Fora isso, como não ficar admirado com o talento e maturidade, sem falar da experiência, de Débora Bloch, Domingos Montagner, Regina Duarte, Isabelle Drummond, Jayme Matarazzo, Ângelo Antônio, Walderez de Barros... Conseguiram envolver e dividir a todos nós. Assim também como fica visível que trabalham felizes e seguros do que têm nas mãos, na medida perfeita, sem apelação. Timaço!

  6. Trilha Sonora


Como não amar?! De nacional a internacional tem Tiago Iorc, Maria Gadú, Luiza Possi, Bob Dylan, Cazuza, Tom Jobim, Marisa Monte, Caetano Veloso, Cássia Eller, Titãs, Legião Urbana...melhor ouvir do que falar:


                                     What a Wonderful World 
                                              (Tiago Iorc)                         

                                                 A Sua 
                                           (Marisa Monte)


                                          Blowin' in The Wind 
                                              (Bob Dylan)

  
  7. Autora


                                     Lícia Manzo: discípula de Manoel Carlos
                                             Foto: Divulgação


Não poderíamos listar todas as qualidades e responsáveis por esse primor de dramaturgia, sem citarmos Lícia Manzo.

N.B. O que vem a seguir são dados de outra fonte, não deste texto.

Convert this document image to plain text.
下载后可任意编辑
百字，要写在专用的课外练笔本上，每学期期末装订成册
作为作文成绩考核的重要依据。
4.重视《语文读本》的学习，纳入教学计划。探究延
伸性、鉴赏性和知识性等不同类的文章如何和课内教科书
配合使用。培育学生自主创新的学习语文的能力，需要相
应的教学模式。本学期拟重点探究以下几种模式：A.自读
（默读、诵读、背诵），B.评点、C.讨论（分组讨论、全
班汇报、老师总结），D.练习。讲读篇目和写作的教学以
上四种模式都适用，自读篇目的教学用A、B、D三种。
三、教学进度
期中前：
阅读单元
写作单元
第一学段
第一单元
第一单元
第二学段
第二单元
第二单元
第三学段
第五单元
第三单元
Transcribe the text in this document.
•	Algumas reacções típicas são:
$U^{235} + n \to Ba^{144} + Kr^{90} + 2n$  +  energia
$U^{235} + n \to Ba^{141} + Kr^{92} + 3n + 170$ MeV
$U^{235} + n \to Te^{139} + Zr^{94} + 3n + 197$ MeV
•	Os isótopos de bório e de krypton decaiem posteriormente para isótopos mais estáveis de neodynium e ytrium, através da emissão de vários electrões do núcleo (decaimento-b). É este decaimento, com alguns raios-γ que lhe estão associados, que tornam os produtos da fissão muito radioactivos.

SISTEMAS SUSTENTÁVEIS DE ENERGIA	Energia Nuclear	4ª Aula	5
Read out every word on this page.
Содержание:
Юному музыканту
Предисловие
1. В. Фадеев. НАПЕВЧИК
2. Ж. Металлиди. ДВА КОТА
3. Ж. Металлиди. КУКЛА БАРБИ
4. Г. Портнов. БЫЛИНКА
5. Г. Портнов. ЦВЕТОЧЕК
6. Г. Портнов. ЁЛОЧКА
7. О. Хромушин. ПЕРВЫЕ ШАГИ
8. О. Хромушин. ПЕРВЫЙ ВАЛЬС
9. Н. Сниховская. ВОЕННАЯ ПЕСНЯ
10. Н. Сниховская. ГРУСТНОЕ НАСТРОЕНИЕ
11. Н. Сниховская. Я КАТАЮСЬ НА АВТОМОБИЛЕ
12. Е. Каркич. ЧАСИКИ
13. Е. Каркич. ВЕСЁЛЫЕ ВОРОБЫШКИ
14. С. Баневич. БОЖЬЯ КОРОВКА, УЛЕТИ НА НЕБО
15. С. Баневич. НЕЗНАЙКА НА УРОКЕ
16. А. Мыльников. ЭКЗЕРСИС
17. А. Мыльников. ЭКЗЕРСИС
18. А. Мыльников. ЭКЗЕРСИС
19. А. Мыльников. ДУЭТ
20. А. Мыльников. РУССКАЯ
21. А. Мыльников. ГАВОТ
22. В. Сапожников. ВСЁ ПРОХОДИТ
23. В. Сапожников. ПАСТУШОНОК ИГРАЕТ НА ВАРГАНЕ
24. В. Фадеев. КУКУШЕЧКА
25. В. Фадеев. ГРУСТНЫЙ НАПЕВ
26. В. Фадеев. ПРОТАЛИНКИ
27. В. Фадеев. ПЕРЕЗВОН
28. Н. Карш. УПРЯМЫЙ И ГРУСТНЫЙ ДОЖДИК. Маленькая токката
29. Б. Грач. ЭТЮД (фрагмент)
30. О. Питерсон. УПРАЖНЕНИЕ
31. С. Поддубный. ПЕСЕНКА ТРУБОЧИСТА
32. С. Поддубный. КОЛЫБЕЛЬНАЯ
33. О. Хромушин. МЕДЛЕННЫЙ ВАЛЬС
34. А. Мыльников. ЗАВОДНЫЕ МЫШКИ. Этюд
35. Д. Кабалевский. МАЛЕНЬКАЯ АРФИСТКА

A autora é uma das novas - e gratas - novelistas da renovação - necessária -  que a Rede Globo propõe há alguns anos. Mesma responsável por "A Vida da Gente" (novela das seis mais exportada, até hoje, para o mundo), ela já tinha mostrado seu valor, aquilo que era capaz no seu début. E conseguiu se superar. A profissional tem o dom das palavras, do seu conhecimento linguístico e sensível, poético até, muito ímpar.

Qualquer semelhança com Manoel Carlos não é mera coincidência. Manzo tem em Maneco, como carinhosamente o autor é chamado, sua fonte de inspiração. Assim como o mestre, suas tramas focam no cotidiano, nas relações de fraternidade, de amores, paixões, aquela coisa que parece fazer a vida passar devagar. Que ensina, sem ser didático. Que apaixona sem precisar de muitos recursos. Que te prende sem penitência - exceto quando acaba. Entretanto, a semelhança fica no estilo. Porque ela conseguiu imprimir toda a sua característica, personalidade e identidade própria. Lembre-se: parecido não é igual. Inspiração não é cópia, é referência.

Assim, Lícia Manzo "casou" muito bem, obrigado, com o diretor Jayme Monjardim, que com seu olhar e modo de trabalho peculiares - vide as cenas mais longas do que deveria, as conversas no café da manhã, os quartos e cenários parecidos em sua estética, a cada novela - ajudam a fazer de Sete Vidas, não apenas mais uma novela. Mas "A" novela, no maiúsculo.


Com apenas 4 meses e indo para suas últimas semanas (termina dia 10 de julho), Sete Vidas mostrou que menos, também é mais. Que não precisa escandalizar, não precisa de sexo, polêmica, beijo gay (sem deméritos para nenhuma outra produção), para ser boa. Basta valorizar o simples, ter um bom diálogo, naturalidade, expressividade e sensibilidade, explorando a priori dos sentimentos. Já está deixando saudades, e corações apertado.